All raw data of the whole genome have been deposited into the National Center for Biotechnology Information (NCBI) SRA database (Experiments for SRP377513) under BioProject accession number PRJNA83561151. The assembled genome has been deposited at DDBJ/ENA/GenBank under the accession JAMHKY00000000052. Data of the expansion and contraction of the gene families, gene functional annotations, repeat annotation and results of evolutionary analysis had been deposited at Figshare53.

Technical Validation

RNA integrity

The transcriptomes for nine tissues and blood from three fish individuals were sequenced. Before constructing RNA-Seq libraries, RNA purity was analyzed with a NanoPhotometer Spectrophotometer (Implen, United States). The RNA concentration was quantified with a Qubit RNA Assay Kit in a Qubit 2.0 Fluorometer (Life Technologies, United States). RNA integrity was analyzed using a RNA Nano 6000 Assay Kit and an Agilent Bioanalyzer 2100 (Agilent Technologies, United States). The total amount of RNA, RNA integrity and rRNA ratio were used to estimate the quality, content and degradation level of RNA samples. In the present study, RNAs samples with a total RNA amount ≥ 10 μg, RNA integrity number ≥ 8, and rRNA ratio ≥ 1.5 were finally subjected to construct the sequencing library.

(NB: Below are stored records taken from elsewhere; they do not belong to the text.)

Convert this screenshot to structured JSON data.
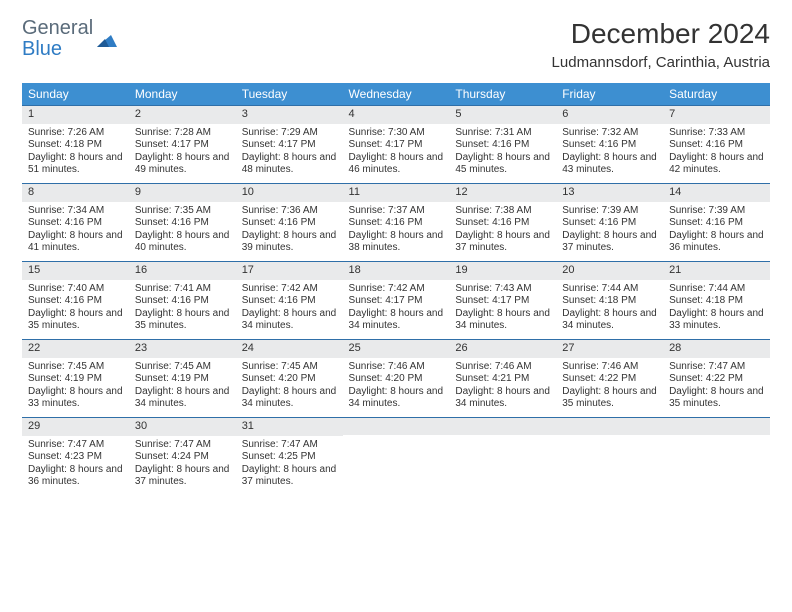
{
  "brand": {
    "line1": "General",
    "line2": "Blue"
  },
  "title": "December 2024",
  "location": "Ludmannsdorf, Carinthia, Austria",
  "colors": {
    "header_bg": "#3d8fd1",
    "header_text": "#ffffff",
    "daynum_bg": "#e9eaeb",
    "rule": "#2f6fa8",
    "brand_gray": "#5a6b7a",
    "brand_blue": "#2f7cc4"
  },
  "weekdays": [
    "Sunday",
    "Monday",
    "Tuesday",
    "Wednesday",
    "Thursday",
    "Friday",
    "Saturday"
  ],
  "weeks": [
    [
      {
        "day": "1",
        "sunrise": "Sunrise: 7:26 AM",
        "sunset": "Sunset: 4:18 PM",
        "daylight": "Daylight: 8 hours and 51 minutes."
      },
      {
        "day": "2",
        "sunrise": "Sunrise: 7:28 AM",
        "sunset": "Sunset: 4:17 PM",
        "daylight": "Daylight: 8 hours and 49 minutes."
      },
      {
        "day": "3",
        "sunrise": "Sunrise: 7:29 AM",
        "sunset": "Sunset: 4:17 PM",
        "daylight": "Daylight: 8 hours and 48 minutes."
      },
      {
        "day": "4",
        "sunrise": "Sunrise: 7:30 AM",
        "sunset": "Sunset: 4:17 PM",
        "daylight": "Daylight: 8 hours and 46 minutes."
      },
      {
        "day": "5",
        "sunrise": "Sunrise: 7:31 AM",
        "sunset": "Sunset: 4:16 PM",
        "daylight": "Daylight: 8 hours and 45 minutes."
      },
      {
        "day": "6",
        "sunrise": "Sunrise: 7:32 AM",
        "sunset": "Sunset: 4:16 PM",
        "daylight": "Daylight: 8 hours and 43 minutes."
      },
      {
        "day": "7",
        "sunrise": "Sunrise: 7:33 AM",
        "sunset": "Sunset: 4:16 PM",
        "daylight": "Daylight: 8 hours and 42 minutes."
      }
    ],
    [
      {
        "day": "8",
        "sunrise": "Sunrise: 7:34 AM",
        "sunset": "Sunset: 4:16 PM",
        "daylight": "Daylight: 8 hours and 41 minutes."
      },
      {
        "day": "9",
        "sunrise": "Sunrise: 7:35 AM",
        "sunset": "Sunset: 4:16 PM",
        "daylight": "Daylight: 8 hours and 40 minutes."
      },
      {
        "day": "10",
        "sunrise": "Sunrise: 7:36 AM",
        "sunset": "Sunset: 4:16 PM",
        "daylight": "Daylight: 8 hours and 39 minutes."
      },
      {
        "day": "11",
        "sunrise": "Sunrise: 7:37 AM",
        "sunset": "Sunset: 4:16 PM",
        "daylight": "Daylight: 8 hours and 38 minutes."
      },
      {
        "day": "12",
        "sunrise": "Sunrise: 7:38 AM",
        "sunset": "Sunset: 4:16 PM",
        "daylight": "Daylight: 8 hours and 37 minutes."
      },
      {
        "day": "13",
        "sunrise": "Sunrise: 7:39 AM",
        "sunset": "Sunset: 4:16 PM",
        "daylight": "Daylight: 8 hours and 37 minutes."
      },
      {
        "day": "14",
        "sunrise": "Sunrise: 7:39 AM",
        "sunset": "Sunset: 4:16 PM",
        "daylight": "Daylight: 8 hours and 36 minutes."
      }
    ],
    [
      {
        "day": "15",
        "sunrise": "Sunrise: 7:40 AM",
        "sunset": "Sunset: 4:16 PM",
        "daylight": "Daylight: 8 hours and 35 minutes."
      },
      {
        "day": "16",
        "sunrise": "Sunrise: 7:41 AM",
        "sunset": "Sunset: 4:16 PM",
        "daylight": "Daylight: 8 hours and 35 minutes."
      },
      {
        "day": "17",
        "sunrise": "Sunrise: 7:42 AM",
        "sunset": "Sunset: 4:16 PM",
        "daylight": "Daylight: 8 hours and 34 minutes."
      },
      {
        "day": "18",
        "sunrise": "Sunrise: 7:42 AM",
        "sunset": "Sunset: 4:17 PM",
        "daylight": "Daylight: 8 hours and 34 minutes."
      },
      {
        "day": "19",
        "sunrise": "Sunrise: 7:43 AM",
        "sunset": "Sunset: 4:17 PM",
        "daylight": "Daylight: 8 hours and 34 minutes."
      },
      {
        "day": "20",
        "sunrise": "Sunrise: 7:44 AM",
        "sunset": "Sunset: 4:18 PM",
        "daylight": "Daylight: 8 hours and 34 minutes."
      },
      {
        "day": "21",
        "sunrise": "Sunrise: 7:44 AM",
        "sunset": "Sunset: 4:18 PM",
        "daylight": "Daylight: 8 hours and 33 minutes."
      }
    ],
    [
      {
        "day": "22",
        "sunrise": "Sunrise: 7:45 AM",
        "sunset": "Sunset: 4:19 PM",
        "daylight": "Daylight: 8 hours and 33 minutes."
      },
      {
        "day": "23",
        "sunrise": "Sunrise: 7:45 AM",
        "sunset": "Sunset: 4:19 PM",
        "daylight": "Daylight: 8 hours and 34 minutes."
      },
      {
        "day": "24",
        "sunrise": "Sunrise: 7:45 AM",
        "sunset": "Sunset: 4:20 PM",
        "daylight": "Daylight: 8 hours and 34 minutes."
      },
      {
        "day": "25",
        "sunrise": "Sunrise: 7:46 AM",
        "sunset": "Sunset: 4:20 PM",
        "daylight": "Daylight: 8 hours and 34 minutes."
      },
      {
        "day": "26",
        "sunrise": "Sunrise: 7:46 AM",
        "sunset": "Sunset: 4:21 PM",
        "daylight": "Daylight: 8 hours and 34 minutes."
      },
      {
        "day": "27",
        "sunrise": "Sunrise: 7:46 AM",
        "sunset": "Sunset: 4:22 PM",
        "daylight": "Daylight: 8 hours and 35 minutes."
      },
      {
        "day": "28",
        "sunrise": "Sunrise: 7:47 AM",
        "sunset": "Sunset: 4:22 PM",
        "daylight": "Daylight: 8 hours and 35 minutes."
      }
    ],
    [
      {
        "day": "29",
        "sunrise": "Sunrise: 7:47 AM",
        "sunset": "Sunset: 4:23 PM",
        "daylight": "Daylight: 8 hours and 36 minutes."
      },
      {
        "day": "30",
        "sunrise": "Sunrise: 7:47 AM",
        "sunset": "Sunset: 4:24 PM",
        "daylight": "Daylight: 8 hours and 37 minutes."
      },
      {
        "day": "31",
        "sunrise": "Sunrise: 7:47 AM",
        "sunset": "Sunset: 4:25 PM",
        "daylight": "Daylight: 8 hours and 37 minutes."
      },
      null,
      null,
      null,
      null
    ]
  ]
}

Comparative genomic analyses

The protein sequences of 13 vertebrates, including A. mexicanus, I. punctatus, D. rerio, C. carpio, C. idella, O. niloticus, O. latipes, T. rubripes, G. gallus, H. sapiens, M. musculus, X. tropicalis, and P. marinus, were downloaded from the Ensembl database (Release 98). Orthologous relationships between the genes from G. eckloni and the 13 other vertebrates were inferred through all-against-all protein sequence similarity searches using OthoMCL48. Only the longest predicted transcript per locus was retained. In the all-against-all BLASTP comparisons, a cutoff e-value of 1e−5 was used. The MCL inflation index was set to 1.5.

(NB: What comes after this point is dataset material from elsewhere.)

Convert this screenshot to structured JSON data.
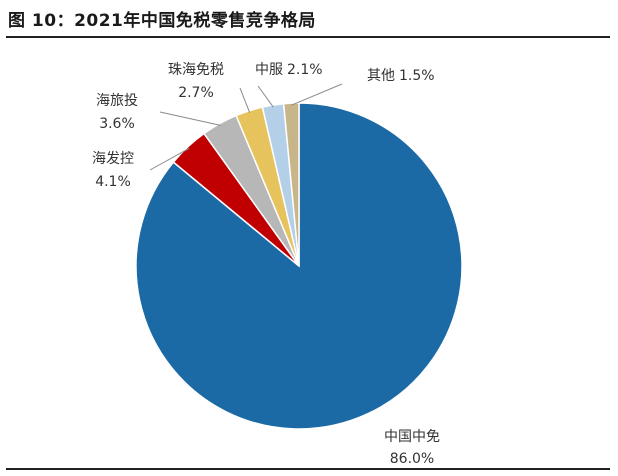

For each gene family, an alignment was produced using Muscle (, and ambiguously aligned positions were trimmed using Gblocks ( The tree was inferred using RAxML49. The best-scoring ML tree was inferred by a rapid bootstrap algorithm and ML searches after performing 1000 rapid bootstrap replications. Divergence times between species were calculated using the MCMC tree program implemented by PAML package50. The divergence times for D. rerio vs C. idella (48–75 Ma), A. mexicanus vs C. carpio (137–174 Ma), C. carpio vs T. rubripes (206–252 Ma), G. gallus vs X. tropicalis (347.6–358.3 Ma), T. rubripes vs G. gallus (413–443 Ma), and G. gallus vs P. marinus (515–646 Ma) were obtained from the TimeTree database then used to calibrate divergence dates of other nodes on the phylogenetic tree54.

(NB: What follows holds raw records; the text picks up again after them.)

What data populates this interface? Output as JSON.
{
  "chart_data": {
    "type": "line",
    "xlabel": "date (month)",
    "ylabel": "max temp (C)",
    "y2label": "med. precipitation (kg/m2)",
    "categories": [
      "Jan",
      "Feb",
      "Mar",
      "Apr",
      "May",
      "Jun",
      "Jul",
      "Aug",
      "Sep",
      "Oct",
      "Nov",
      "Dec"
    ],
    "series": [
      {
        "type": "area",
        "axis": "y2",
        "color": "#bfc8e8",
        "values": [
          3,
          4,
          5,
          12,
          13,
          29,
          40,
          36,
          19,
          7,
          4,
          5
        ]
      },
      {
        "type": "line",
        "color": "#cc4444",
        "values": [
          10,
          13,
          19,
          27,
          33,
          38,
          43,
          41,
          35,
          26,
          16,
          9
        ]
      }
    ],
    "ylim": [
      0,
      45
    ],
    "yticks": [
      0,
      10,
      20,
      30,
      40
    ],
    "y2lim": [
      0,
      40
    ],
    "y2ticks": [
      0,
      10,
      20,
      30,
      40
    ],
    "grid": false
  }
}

According to the divergence times and phylogenetic relationships, CAFÉ was used to analyze the expansion and constriction of gene families in the G. eckloni genome based on the gene families identified by OrthoMCL55. The phylogenetic tree topology and branch lengths were taken into account when inferring the significance of change in the gene family size of each branch. Enrichment analyses based on the Gene Ontology (GO) and KEGG annotations were performed to identify the functional implications of expanded and contracted genes (Fisher’s exact test, adjusted p-value < 0.05).